Terminal alkenes, also known as alpha-olefins, are organic compounds where the carbon-carbon double bond is located at the end of the carbon chain. This positioning makes them more reactive in certain chemical reactions, like the anti-Markovnikov addition.
In terminal alkenes, one of the carbon atoms involved in the double bond is attached to only one other carbon atom. This structural feature affects how chemical reactions proceed.

• Terminal alkenes are often preferred in anti-Markovnikov reactions because the hydrogen atom of the added reagent will bind to the less substituted carbon.
• This reactivity is due in part to steric factors, where there is less crowding around the terminal carbon, allowing better interaction with the reactants.

Understanding the arrangement of terminal alkenes helps predict the outcome of reactions, especially in the presence of reagents such as HBr with peroxides, essential for anti-Markovnikov mechanisms.

Internal double bonds are carbon-carbon double bonds that are not located on the terminal end of the carbon chain but rather within the chain itself. These bonds are characteristic of substances like but-2-ene and pent-3-ene. Their position affects the chemical behavior:

• Internal double bonds typically have carbon atoms that are each attached to two or more other carbon atoms.
• This arrangement makes them less suitable for anti-Markovnikov addition because the site available for adding a hydrogen atom is equally substituted, reducing selectivity.
• The added steric hindrance around internal double bonds means there is less available space for reactants to approach and bond.

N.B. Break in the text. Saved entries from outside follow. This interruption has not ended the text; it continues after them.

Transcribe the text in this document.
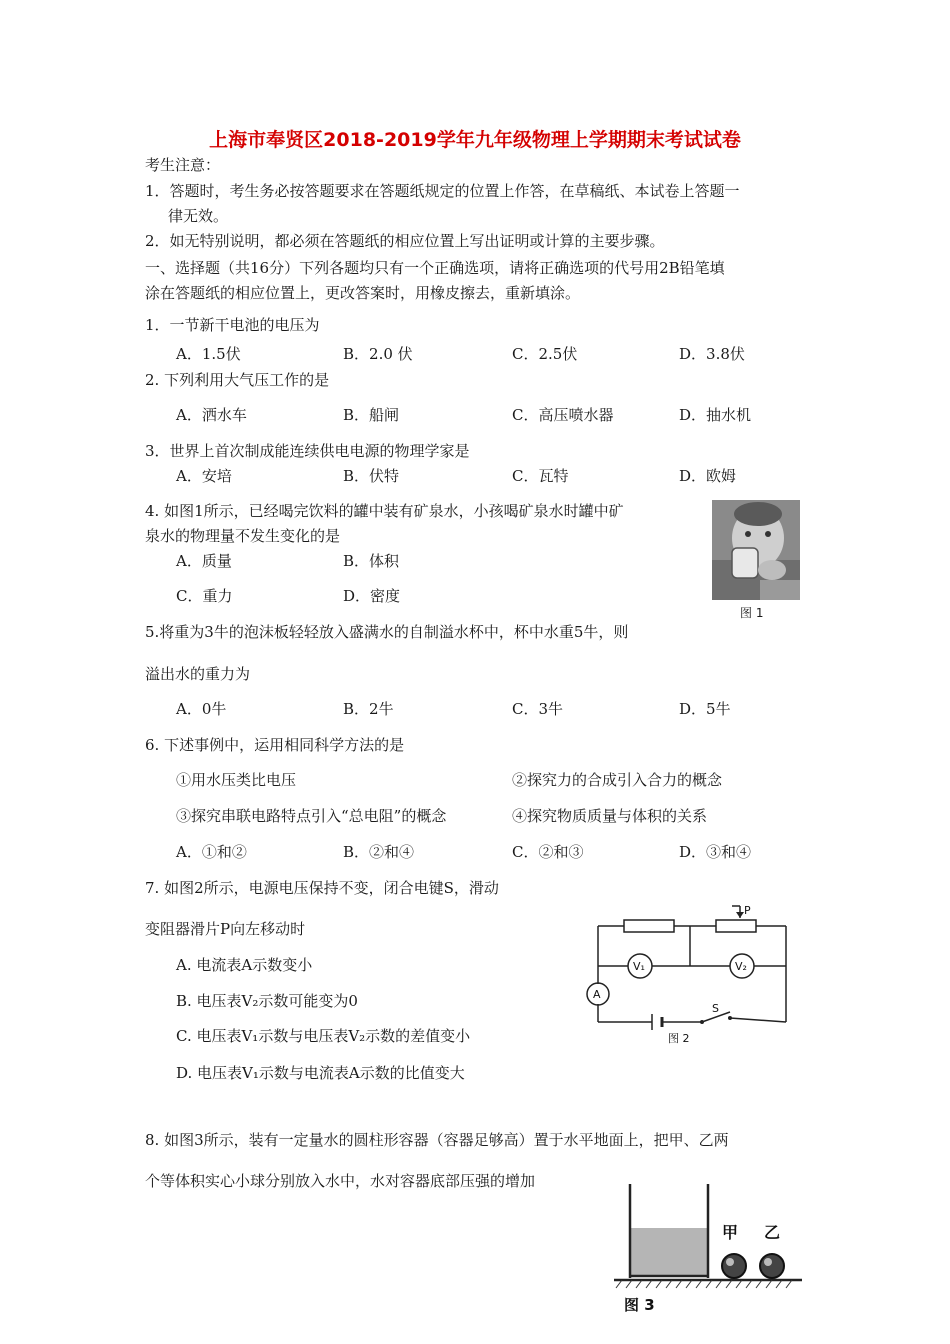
上海市奉贤区2018-2019学年九年级物理上学期期末考试试卷
考生注意：
1．答题时，考生务必按答题要求在答题纸规定的位置上作答，在草稿纸、本试卷上答题一
律无效。
2．如无特别说明，都必须在答题纸的相应位置上写出证明或计算的主要步骤。
一、选择题（共16分）下列各题均只有一个正确选项，请将正确选项的代号用2B铅笔填
涂在答题纸的相应位置上，更改答案时，用橡皮擦去，重新填涂。
1．一节新干电池的电压为
A．1.5伏	B．2.0 伏	C．2.5伏	D．3.8伏
2. 下列利用大气压工作的是
A．洒水车	B．船闸	C．高压喷水器	D．抽水机
3．世界上首次制成能连续供电电源的物理学家是
A．安培	B．伏特	C．瓦特	D．欧姆
4. 如图1所示，已经喝完饮料的罐中装有矿泉水，小孩喝矿泉水时罐中矿
泉水的物理量不发生变化的是
A．质量	B．体积
C．重力	D．密度
图 1
5.将重为3牛的泡沫板轻轻放入盛满水的自制溢水杯中，杯中水重5牛，则
溢出水的重力为
A．0牛	B．2牛	C．3牛	D．5牛
6. 下述事例中，运用相同科学方法的是
①用水压类比电压	②探究力的合成引入合力的概念
③探究串联电路特点引入“总电阻”的概念	④探究物质质量与体积的关系
A．①和②	B．②和④	C．②和③	D．③和④
7. 如图2所示，电源电压保持不变，闭合电键S，滑动
变阻器滑片P向左移动时
A. 电流表A示数变小
B. 电压表V₂示数可能变为0
C. 电压表V₁示数与电压表V₂示数的差值变小
D. 电压表V₁示数与电流表A示数的比值变大
P
V₁	V₂
A
S
图 2
8. 如图3所示，装有一定量水的圆柱形容器（容器足够高）置于水平地面上，把甲、乙两
个等体积实心小球分别放入水中，水对容器底部压强的增加
甲 乙
图 3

This structural feature is key when predicting the selectivity and outcome of reactions involving alkenes, particularly when considering which alkenes might undergo anti-Markovnikov addition.

Markovnikov's rule is a principle in organic chemistry used to predict the products of the addition of proton acids to alkenes. It states that, in the addition of a halogen and a hydrogen to an alkene, the hydrogen atom attaches to the carbon with the most hydrogen atoms already present (the less substituted carbon), while the halogen attaches to the more substituted carbon.

• This rule applies in standard addition reactions of H-X compounds (such as HBr) without the presence of peroxides.
• It explains why certain products are favored based on the stability of carbocation intermediates formed during the reaction.
• Interestingly, anti-Markovnikov addition is the exception to this rule, typically facilitated by the presence of peroxides, which reverses the typical regioselectivity due to radical mechanisms.

This understanding is crucial for predicting the outcomes of many organic reactions, guiding chemists in designing synthetic strategies.